With the expanding share of wind energy in power grids, accurate forecasting has become critical for maintaining system stability and operational efficiency. Notwithstanding, forecasting accuracy is compromised by uncertainties from fluctuating wind speeds and meteorological conditions. This paper proposes a novel multi-phase short-term wind power forecasting framework (multi-step ahead forecasting over a 1-hour horizon). Thus, decomposition of the wind power signal and feature extraction are initially implemented using Variational Mode Decomposition (VMD) and Principal Components Analysis (PCA), respectively, aiming to enhance input quality and reduce computational burden. The proposed forecasting model is built on a hybrid DL architecture merging a Convolutional Neural Network (CNN), Attention Mechanism (AM), and Deep Feedforward Neural Network (DFFNN). Given the impact of decomposition levels and extracted PCA components count on forecasting performance, a search-based scheme is developed to explore a pre-defined space (maximum decomposition level and extracted components count) to determine the optimal configuration for each interval.
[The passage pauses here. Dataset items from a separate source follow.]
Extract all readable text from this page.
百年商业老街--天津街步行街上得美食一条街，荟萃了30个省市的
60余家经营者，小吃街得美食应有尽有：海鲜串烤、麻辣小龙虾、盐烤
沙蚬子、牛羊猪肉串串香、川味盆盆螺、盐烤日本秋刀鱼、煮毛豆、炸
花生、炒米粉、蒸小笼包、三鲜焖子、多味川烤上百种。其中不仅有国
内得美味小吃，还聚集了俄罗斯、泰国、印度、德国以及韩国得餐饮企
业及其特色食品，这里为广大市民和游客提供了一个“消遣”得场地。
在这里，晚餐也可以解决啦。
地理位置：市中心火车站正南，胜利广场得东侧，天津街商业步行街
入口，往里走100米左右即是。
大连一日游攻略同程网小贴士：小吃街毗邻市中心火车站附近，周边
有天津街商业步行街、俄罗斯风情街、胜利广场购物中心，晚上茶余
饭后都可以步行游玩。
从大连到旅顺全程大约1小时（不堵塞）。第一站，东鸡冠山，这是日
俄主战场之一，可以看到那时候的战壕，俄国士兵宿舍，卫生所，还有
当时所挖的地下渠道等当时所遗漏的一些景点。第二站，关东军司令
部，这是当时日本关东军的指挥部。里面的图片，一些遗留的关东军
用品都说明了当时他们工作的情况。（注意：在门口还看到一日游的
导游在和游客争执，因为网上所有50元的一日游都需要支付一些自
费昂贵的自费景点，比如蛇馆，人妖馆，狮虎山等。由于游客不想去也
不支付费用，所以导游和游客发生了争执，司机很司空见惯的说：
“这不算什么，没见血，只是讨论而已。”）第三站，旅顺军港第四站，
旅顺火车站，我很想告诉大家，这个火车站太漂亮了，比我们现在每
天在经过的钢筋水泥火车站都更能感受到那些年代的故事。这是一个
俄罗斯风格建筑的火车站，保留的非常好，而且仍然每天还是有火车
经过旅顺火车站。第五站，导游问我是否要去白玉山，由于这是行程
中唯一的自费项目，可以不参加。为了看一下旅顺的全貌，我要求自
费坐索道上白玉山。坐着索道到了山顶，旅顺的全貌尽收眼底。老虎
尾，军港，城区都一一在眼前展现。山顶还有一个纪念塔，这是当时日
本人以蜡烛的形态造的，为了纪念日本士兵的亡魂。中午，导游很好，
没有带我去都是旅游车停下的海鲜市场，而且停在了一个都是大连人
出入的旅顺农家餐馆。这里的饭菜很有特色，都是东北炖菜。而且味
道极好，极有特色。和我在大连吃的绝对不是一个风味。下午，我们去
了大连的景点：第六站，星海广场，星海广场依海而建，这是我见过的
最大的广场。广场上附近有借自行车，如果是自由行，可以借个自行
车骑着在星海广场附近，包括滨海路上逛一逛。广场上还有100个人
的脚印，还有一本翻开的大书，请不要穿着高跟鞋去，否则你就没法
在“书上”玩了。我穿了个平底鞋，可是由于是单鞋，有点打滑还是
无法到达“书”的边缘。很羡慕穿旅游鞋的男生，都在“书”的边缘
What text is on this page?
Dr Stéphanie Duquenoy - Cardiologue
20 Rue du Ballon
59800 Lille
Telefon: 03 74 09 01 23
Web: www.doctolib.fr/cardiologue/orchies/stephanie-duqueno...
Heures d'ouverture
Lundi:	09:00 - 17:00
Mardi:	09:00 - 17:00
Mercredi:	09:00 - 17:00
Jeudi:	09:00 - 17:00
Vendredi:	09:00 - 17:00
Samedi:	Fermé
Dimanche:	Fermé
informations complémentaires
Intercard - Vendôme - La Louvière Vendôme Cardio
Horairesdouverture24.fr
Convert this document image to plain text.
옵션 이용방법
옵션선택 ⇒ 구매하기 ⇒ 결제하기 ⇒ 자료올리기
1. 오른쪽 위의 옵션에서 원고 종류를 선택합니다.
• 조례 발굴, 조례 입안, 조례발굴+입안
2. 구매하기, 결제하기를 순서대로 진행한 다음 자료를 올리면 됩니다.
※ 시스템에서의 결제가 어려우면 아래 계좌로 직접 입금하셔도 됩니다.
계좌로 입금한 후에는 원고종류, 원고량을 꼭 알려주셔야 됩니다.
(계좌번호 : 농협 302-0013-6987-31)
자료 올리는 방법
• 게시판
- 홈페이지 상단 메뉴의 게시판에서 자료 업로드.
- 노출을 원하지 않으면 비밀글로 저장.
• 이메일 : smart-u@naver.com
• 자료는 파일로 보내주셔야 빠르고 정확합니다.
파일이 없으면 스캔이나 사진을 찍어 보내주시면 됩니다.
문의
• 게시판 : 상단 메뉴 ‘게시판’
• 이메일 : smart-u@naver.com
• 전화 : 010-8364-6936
In the next phase, a Fuzzy Decision-Making (FDM) technique is employed to select a balanced and optimal configuration for the proposed model across the year. To demonstrate the proposed architecture’s efficacy and generalizability, the model is tested on two real-world data from La Haute Borne wind farm in France and Hill of Towie wind farm in Scotland. Results demonstrate that the proposed architecture with the selected configurations achieves significant accuracy and generalization, with average NRMSEs and NMAEs values of 0.428% and 0.333% for La Haute Borne wind farm and 0.502% and 0.381% for Hill of Towie wind farm.